Natur und Freizeitqualität verloren!
 


Wir sind für Inklusion und begrüßen es ausdrücklich, dass die „Stiftung Liebenau" Bauprojekte erstellt, in denen Menschen mit Behinderung möglichst selbstständig in Wohngruppen leben können. Aber soll dafür eine bisher vielseitig genutzte öffentliche Parkfläche geopfert werden? Auch die im SZ-Bericht vom 28.Oktober 2022 (s.u.) erweckte Hoffnung, dass mit der beabsichtigten Bebauung die angespannte Wohnraumsituation in Weingarten entspannt würde, überzeugt nicht, da lediglich 4 bis 5 kleine Eigentumswohnungen vorgesehen sind. Dies würde mit Sicherheit zu keiner spürbaren Entlastung beitragen.

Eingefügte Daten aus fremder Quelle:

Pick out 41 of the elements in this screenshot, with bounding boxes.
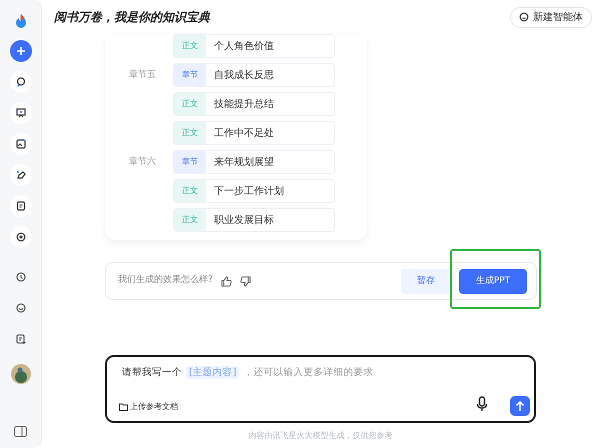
feedback-question: 我们生成的效果怎么样? bbox=[118, 274, 213, 288]
image-button[interactable] bbox=[10, 133, 32, 155]
document-button[interactable] bbox=[10, 195, 32, 217]
thumbs-down-icon[interactable] bbox=[240, 276, 251, 286]
microphone-icon[interactable] bbox=[476, 396, 488, 412]
generate-ppt-button[interactable]: 生成PPT bbox=[459, 269, 527, 294]
chat-icon bbox=[14, 76, 26, 88]
chat-button[interactable] bbox=[10, 71, 32, 93]
outline-row[interactable]: 正文 下一步工作计划 bbox=[173, 179, 335, 203]
prompt-template: 请帮我写一个 [主题内容] ，还可以输入更多详细的要求 bbox=[122, 366, 374, 380]
folder-icon bbox=[119, 403, 128, 411]
plus-icon bbox=[14, 45, 26, 57]
page-title: 阅书万卷，我是你的知识宝典 bbox=[54, 9, 210, 26]
outline-row[interactable]: 章节 来年规划展望 bbox=[173, 150, 335, 174]
presentation-icon bbox=[14, 107, 26, 119]
prompt-input[interactable]: 请帮我写一个 [主题内容] ，还可以输入更多详细的要求 上传参考文档 bbox=[105, 355, 536, 423]
outline-row[interactable]: 正文 个人角色价值 bbox=[173, 34, 335, 58]
section-label: 章节六 bbox=[129, 157, 156, 167]
avatar[interactable] bbox=[10, 361, 30, 381]
pen-icon bbox=[14, 169, 26, 181]
image-icon bbox=[14, 138, 26, 150]
disclaimer-text: 内容由讯飞星火大模型生成，仅供您参考 bbox=[248, 430, 394, 442]
send-button[interactable] bbox=[510, 396, 530, 416]
arrow-up-icon bbox=[515, 400, 525, 412]
target-button[interactable] bbox=[10, 226, 32, 248]
outline-row[interactable]: 正文 技能提升总结 bbox=[173, 92, 335, 116]
save-draft-button[interactable]: 暂存 bbox=[401, 269, 451, 294]
presentation-button[interactable] bbox=[10, 102, 32, 124]
document-icon bbox=[14, 200, 26, 212]
outline-row[interactable]: 正文 工作中不足处 bbox=[173, 121, 335, 145]
outline-row[interactable]: 章节 自我成长反思 bbox=[173, 63, 335, 87]
section-label: 章节五 bbox=[129, 70, 156, 80]
thumbs-up-icon[interactable] bbox=[220, 276, 232, 286]
new-agent-button[interactable]: 新建智能体 bbox=[510, 6, 592, 28]
target-icon bbox=[14, 231, 26, 243]
smile-icon bbox=[14, 302, 26, 314]
pen-button[interactable] bbox=[10, 164, 32, 186]
note-add-icon bbox=[14, 333, 26, 345]
plus-button[interactable] bbox=[10, 40, 32, 62]
upload-document-button[interactable]: 上传参考文档 bbox=[119, 401, 178, 413]
outline-row[interactable]: 正文 职业发展目标 bbox=[173, 208, 335, 232]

Und so könnte es werden, wenn es nicht gestoppt wird!

     

Beispiel der Parknutzung durch Bürger

Wieso der Park erhalten werden muss:
  • Der Park an der Fidel-Sporer-Straße ist eine mitten in der Stadt für die Allgemeinheit zugängliche Erholungs- und  Naturfläche mit altem Baumbestand.
     

  • Die Möglichkeit zur Erholung und Freizeitgestaltung draußen, gerade für Menschen, die keinen Garten haben, wäre durch diese Bebauung unwiederbringlich verloren.
     

  • In dem Park, der im hinteren Teil einen alten und seltenen Baumbestand aufweist, hat sich für in der Stadt lebende Tiere - vor allem auch auf Grund der hohen Bäume für manche  Vogelarten - ein kleines Biotop entwickelt. Damit leisten Städte einen Beitrag zum Erhalt der Artenvielfalt.  Dieses wertvolle städtische Biotop würde wohl nachhaltig beschädigt werden, denn selbst wenn bisher nur bis zur Grenze dieses Baumbestandes gebaut werden sollte, werden diese Bauaktivitäten doch die gesamte Parkfläche zumindest indirekt betreffen.
     

  • Erhöhte Anwohnerbelastung durch erhebliche Verkehrszunahme, da dort Einrichtungen zur Unterbringung Pflegebedürftiger und eine Kindertagesstätte entstehen sollen, was mit höherem Besucher- und Mitarbeiterverkehr verbunden ist.
     

  • Öffentliches genutztes Gemeingut darf nicht wegen kurzfristiger Einnahmeerwartung zu privatem Eigentum gemacht werden!

 

Auch im Winter, wenn es schneit ...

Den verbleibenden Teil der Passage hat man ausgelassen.